A passenger alerted security on June 16 at Wellington station in Medford, Massachusetts, US, after witnessing “suspicious activity” on the train, which turned out to be two Muslim passengers praying.
Heavily armed Transit Police approached the two Muslims at the station and after interrogation found that all the Muslims had done on the train was praying.
Superintendent Richard Sullivan claimed the incident as a “non-event” and that the passenger was suspicious because the duo “appeared Middle Eastern” and were involved in “suspicious activity”.
Even though General Manager of the station, Frank DePaola, claimed that the Islamophobic incident took place due to “heightened sensitivity on everyone’s part” following the Orlando shooting, in reality it was due to the national policy of “See something, Say something”. This policy is about raising awareness of terrorism and related crimes.

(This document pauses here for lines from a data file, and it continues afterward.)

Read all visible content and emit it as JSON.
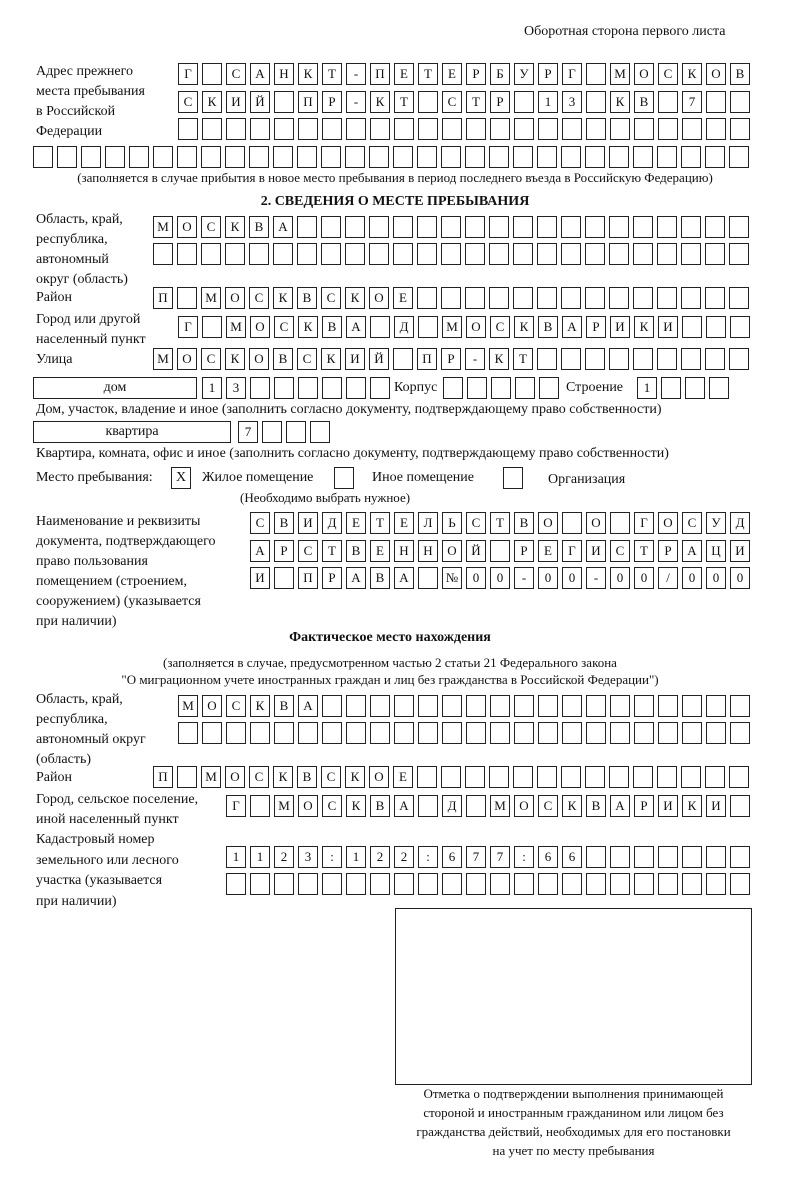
{
  "header": "Оборотная сторона первого листа",
  "prev_address": {
    "label": "Адрес прежнего\nместа пребывания\nв Российской\nФедерации",
    "rows": [
      "Г САНКТ-ПЕТЕРБУРГ МОСКОВ",
      "СКИЙ ПР-КТ СТР 13 КВ 7",
      "",
      ""
    ],
    "note": "(заполняется в случае прибытия в новое место пребывания в период последнего въезда в Российскую Федерацию)"
  },
  "section2": {
    "title": "2. СВЕДЕНИЯ О МЕСТЕ ПРЕБЫВАНИЯ",
    "region_label": "Область, край,\nреспублика,\nавтономный\nокруг (область)",
    "region_rows": [
      "МОСКВА",
      ""
    ],
    "district_label": "Район",
    "district": "П МОСКВСКОЕ",
    "city_label": "Город или другой\nнаселенный пункт",
    "city": "Г МОСКВА Д МОСКВАРИКИ",
    "street_label": "Улица",
    "street": "МОСКОВСКИЙ ПР-КТ",
    "house_type": "дом",
    "house": "13",
    "korpus_label": "Корпус",
    "korpus": "",
    "building_label": "Строение",
    "building": "1",
    "house_note": "Дом, участок, владение и иное (заполнить согласно документу, подтверждающему право собственности)",
    "flat_type": "квартира",
    "flat": "7",
    "flat_note": "Квартира, комната, офис и иное (заполнить согласно документу, подтверждающему право собственности)",
    "stay_label": "Место пребывания:",
    "options": [
      {
        "label": "Жилое помещение",
        "mark": "Х"
      },
      {
        "label": "Иное помещение",
        "mark": ""
      },
      {
        "label": "Организация",
        "mark": ""
      }
    ],
    "choose_note": "(Необходимо выбрать нужное)",
    "doc_label": "Наименование и реквизиты\nдокумента, подтверждающего\nправо пользования\nпомещением (строением,\nсооружением) (указывается\nпри наличии)",
    "doc_rows": [
      "СВИДЕТЕЛЬСТВО О ГОСУД",
      "АРСТВЕННОЙ РЕГИСТРАЦИ",
      "И ПРАВА №00-00-00/000"
    ]
  },
  "actual": {
    "title": "Фактическое место нахождения",
    "note1": "(заполняется в случае, предусмотренном частью 2 статьи 21 Федерального закона",
    "note2": "\"О миграционном учете иностранных граждан и лиц без гражданства в Российской Федерации\")",
    "region_label": "Область, край,\nреспублика,\nавтономный округ\n(область)",
    "region_rows": [
      "МОСКВА",
      ""
    ],
    "district_label": "Район",
    "district": "П МОСКВСКОЕ",
    "city_label": "Город, сельское поселение,\nиной населенный пункт",
    "city": "Г МОСКВА Д МОСКВАРИКИ",
    "cadastral_label": "Кадастровый номер\nземельного или лесного\nучастка (указывается\nпри наличии)",
    "cadastral_rows": [
      "1123:122:677:66",
      ""
    ]
  },
  "confirmation_caption": "Отметка о подтверждении выполнения принимающей\nстороной и иностранным гражданином или лицом без\nгражданства действий, необходимых для его постановки\nна учет по месту пребывания"
}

The next day an Islamophobic graffiti was found on a Red Line train stating, “Muslim trash, go home!”
Former Boston Police Commissioner, Ed Davis, said that these “heightened suspicions” are “unfortunate but understandable” and advised American Muslims “if it’s time to pray, pick a place that isn’t so closely watched”.
Spokesman of Council on American-Islamic Relations Ibrahim Hooper, (CAIR), said: “It’s really up to the person who makes the initial report to make a report based on actual evidence and not on prejudice.”
DePaola maintained that the incident was “resolved in a very gentle manner”. Hooper asserted that CAIR would investigate to ensure transit cops followed the proper procedure as “praying should not be regarded as suspicious”.